Sie wollte ihn nicht wegen etwas aufwecken, was wahrscheinlich nichts war, also rollte sie sich aus dem Bett und nutzte das schummrige Licht, das durch die Jalousien fiel, als Wegweiser, um ihren Morgenmantel zu finden. Sie zog ihn an, während sie sich zwang, nicht auf die Schublade zu schauen, in der die Waffe nach ihr rief. Auf Zehenspitzen schlich sie zur Schlafzimmertür, schloss sie auf und steckte den Kopf heraus.

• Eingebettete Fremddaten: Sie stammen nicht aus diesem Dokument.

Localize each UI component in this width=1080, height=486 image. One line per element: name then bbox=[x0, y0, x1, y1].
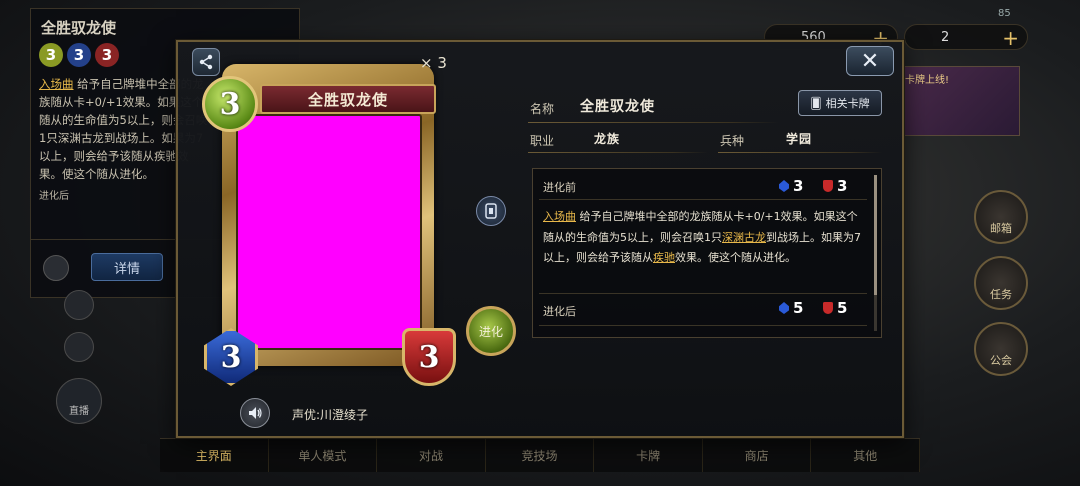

Sie konnte zwei Stimmen hören, die leise am Ende des Flurs sprachen, wo dieser in das Wohnzimmer mündete. Nachdem sie die Tür hinter sich geschlossen hatte, schlurfte sie leise an dem angrenzenden Schlafzimmer vorbei, in dem ihre Schwester Hannah schlief. Instinktiv wollte sie sich an die Wand lehnen und lauschen, als sie sich vorwärtsbewegte, aber sie ermahnte sich, das nicht zu tun, sondern einfach normal weiterzugehen.

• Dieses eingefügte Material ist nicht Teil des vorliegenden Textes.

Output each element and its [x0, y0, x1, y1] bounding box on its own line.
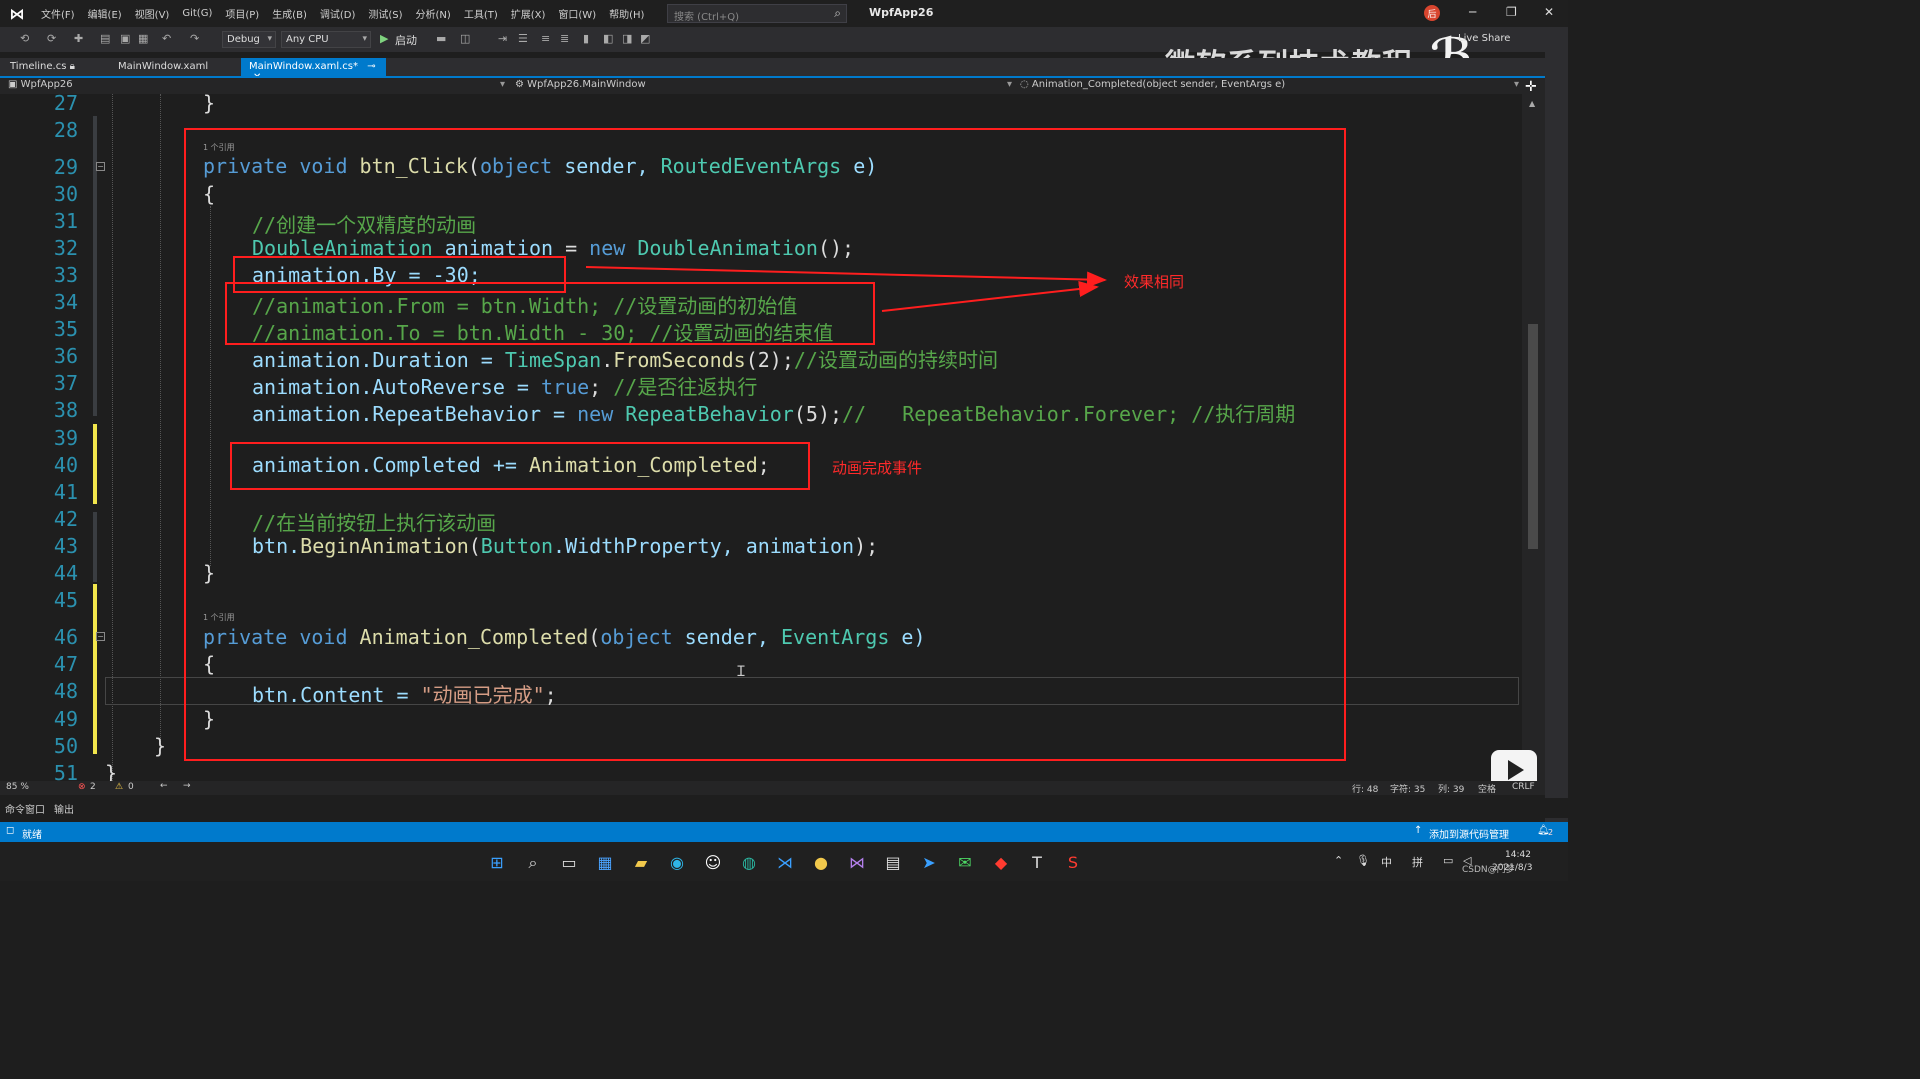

Als sie die Schwelle des Wohnzimmers erreichte, beugte sie sich vor und prüfte den Raum. Im Wohnzimmer standen zwei große Männer, die von ihr abgewandt waren, beide bewaffnet. Einer von ihnen schien eine Präsenz hinter sich zu spüren und drehte sich, die Hand auf seinem Holster ruhend, um.
„Guten Morgen, Ms. Hunt“, sagte er sanft und ließ die Hand wieder sinken.

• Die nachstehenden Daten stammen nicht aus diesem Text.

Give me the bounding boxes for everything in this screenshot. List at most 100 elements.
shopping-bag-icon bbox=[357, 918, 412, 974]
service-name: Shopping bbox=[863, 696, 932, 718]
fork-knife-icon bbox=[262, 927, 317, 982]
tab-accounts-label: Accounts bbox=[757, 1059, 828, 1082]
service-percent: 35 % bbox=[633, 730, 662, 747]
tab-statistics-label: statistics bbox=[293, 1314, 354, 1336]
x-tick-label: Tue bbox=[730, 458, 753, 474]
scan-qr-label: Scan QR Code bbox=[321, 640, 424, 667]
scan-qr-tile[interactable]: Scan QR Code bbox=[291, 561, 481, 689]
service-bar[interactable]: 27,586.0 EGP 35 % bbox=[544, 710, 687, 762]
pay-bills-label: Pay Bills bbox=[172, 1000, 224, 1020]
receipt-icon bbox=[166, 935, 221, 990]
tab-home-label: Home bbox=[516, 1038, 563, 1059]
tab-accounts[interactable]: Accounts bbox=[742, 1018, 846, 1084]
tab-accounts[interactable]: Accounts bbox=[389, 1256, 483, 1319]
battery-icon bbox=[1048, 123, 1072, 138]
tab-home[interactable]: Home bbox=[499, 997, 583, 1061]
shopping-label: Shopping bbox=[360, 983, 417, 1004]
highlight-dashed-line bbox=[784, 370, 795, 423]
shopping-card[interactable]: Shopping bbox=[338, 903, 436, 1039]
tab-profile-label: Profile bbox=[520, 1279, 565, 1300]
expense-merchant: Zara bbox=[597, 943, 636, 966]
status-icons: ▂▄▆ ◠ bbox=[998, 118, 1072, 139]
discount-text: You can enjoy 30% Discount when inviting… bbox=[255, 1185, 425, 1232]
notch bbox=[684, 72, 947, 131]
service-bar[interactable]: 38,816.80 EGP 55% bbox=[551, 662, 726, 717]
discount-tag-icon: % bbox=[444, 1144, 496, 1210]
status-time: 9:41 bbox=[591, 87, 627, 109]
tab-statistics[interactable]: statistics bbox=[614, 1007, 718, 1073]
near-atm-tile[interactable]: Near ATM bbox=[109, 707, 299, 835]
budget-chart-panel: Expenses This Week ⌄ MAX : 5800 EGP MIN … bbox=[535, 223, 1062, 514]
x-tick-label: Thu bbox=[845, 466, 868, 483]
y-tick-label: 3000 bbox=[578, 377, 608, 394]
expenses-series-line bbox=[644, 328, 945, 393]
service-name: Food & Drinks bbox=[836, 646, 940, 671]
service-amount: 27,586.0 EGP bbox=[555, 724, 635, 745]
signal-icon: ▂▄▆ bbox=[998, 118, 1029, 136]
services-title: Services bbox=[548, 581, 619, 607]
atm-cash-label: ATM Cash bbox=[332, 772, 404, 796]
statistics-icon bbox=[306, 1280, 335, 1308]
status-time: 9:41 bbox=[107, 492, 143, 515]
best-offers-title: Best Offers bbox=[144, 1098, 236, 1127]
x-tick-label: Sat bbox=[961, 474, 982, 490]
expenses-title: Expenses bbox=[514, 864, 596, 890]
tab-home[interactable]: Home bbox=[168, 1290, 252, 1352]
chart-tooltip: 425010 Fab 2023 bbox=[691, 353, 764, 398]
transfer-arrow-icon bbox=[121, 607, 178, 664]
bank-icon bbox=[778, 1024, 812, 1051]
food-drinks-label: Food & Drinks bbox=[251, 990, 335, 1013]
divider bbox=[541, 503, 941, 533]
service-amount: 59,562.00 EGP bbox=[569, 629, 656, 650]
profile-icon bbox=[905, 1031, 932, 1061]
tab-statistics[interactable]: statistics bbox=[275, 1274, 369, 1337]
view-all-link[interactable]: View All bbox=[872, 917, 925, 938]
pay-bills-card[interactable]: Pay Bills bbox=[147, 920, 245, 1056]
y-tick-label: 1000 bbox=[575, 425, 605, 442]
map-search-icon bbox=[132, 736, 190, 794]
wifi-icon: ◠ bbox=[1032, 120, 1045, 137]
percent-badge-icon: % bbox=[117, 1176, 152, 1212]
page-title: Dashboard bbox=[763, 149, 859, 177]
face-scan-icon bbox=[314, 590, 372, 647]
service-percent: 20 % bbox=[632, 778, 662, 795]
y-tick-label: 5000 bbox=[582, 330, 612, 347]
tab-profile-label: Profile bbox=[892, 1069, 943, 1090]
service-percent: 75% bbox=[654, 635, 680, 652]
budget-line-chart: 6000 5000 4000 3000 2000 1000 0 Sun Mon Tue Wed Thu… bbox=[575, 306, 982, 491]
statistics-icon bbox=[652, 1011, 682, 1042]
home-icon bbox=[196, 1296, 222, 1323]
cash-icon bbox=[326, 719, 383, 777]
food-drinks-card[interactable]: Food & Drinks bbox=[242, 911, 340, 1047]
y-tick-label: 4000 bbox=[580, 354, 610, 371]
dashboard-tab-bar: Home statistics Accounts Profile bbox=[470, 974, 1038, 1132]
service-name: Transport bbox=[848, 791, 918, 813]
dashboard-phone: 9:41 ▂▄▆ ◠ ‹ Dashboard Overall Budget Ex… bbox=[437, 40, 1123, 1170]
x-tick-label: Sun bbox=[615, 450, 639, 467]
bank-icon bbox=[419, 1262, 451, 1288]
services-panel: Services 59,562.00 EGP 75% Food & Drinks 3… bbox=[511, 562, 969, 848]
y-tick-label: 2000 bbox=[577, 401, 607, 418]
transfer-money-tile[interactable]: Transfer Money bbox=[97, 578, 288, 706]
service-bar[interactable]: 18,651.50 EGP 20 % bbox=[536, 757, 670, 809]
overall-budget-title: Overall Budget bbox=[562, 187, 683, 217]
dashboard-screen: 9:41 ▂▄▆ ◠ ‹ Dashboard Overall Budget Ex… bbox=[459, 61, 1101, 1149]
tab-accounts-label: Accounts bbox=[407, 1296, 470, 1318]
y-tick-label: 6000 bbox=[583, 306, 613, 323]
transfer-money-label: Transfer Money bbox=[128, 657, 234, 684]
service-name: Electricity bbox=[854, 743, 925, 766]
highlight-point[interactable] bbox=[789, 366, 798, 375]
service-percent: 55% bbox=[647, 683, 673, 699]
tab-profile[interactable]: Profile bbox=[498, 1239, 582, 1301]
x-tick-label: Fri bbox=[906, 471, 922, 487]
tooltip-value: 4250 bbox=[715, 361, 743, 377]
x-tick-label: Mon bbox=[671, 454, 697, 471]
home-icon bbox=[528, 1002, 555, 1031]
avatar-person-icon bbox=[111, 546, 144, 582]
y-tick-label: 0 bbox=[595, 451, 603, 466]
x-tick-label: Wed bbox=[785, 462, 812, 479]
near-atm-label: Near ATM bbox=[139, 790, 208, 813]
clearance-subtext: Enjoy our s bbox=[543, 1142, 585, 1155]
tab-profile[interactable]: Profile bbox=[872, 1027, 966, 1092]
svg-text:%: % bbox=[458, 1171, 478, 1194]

„Hi Sam. Was gibt's Neues?“
„Es gibt nichts Neues zu berichten“, antwortete U.S. Marshal Samuel Mason lässig. Mit seinen breiten Schultern und den fleischigen Händen sah er aus wie ein ehemaliger College-Linebacker, was er auch war. „Ich wünschte, es gäbe etwas.“
„Ich auch“, seufzte sie, bevor sie spielerisch hinzufügte: „Solltest du mich übrigens nicht Jennifer Barnes nennen?“
„Ich dachte, im Haus lassen wir dir deinen richtigen Namen. Aber da draußen bleiben wir bei den falschen Identitäten.“
„Da draußen? Gibt es noch eine Welt außerhalb dieses Hauses?“, fragte sie ironisch und versuchte, ihre Stimme nicht allzu bitter klingen zu lassen.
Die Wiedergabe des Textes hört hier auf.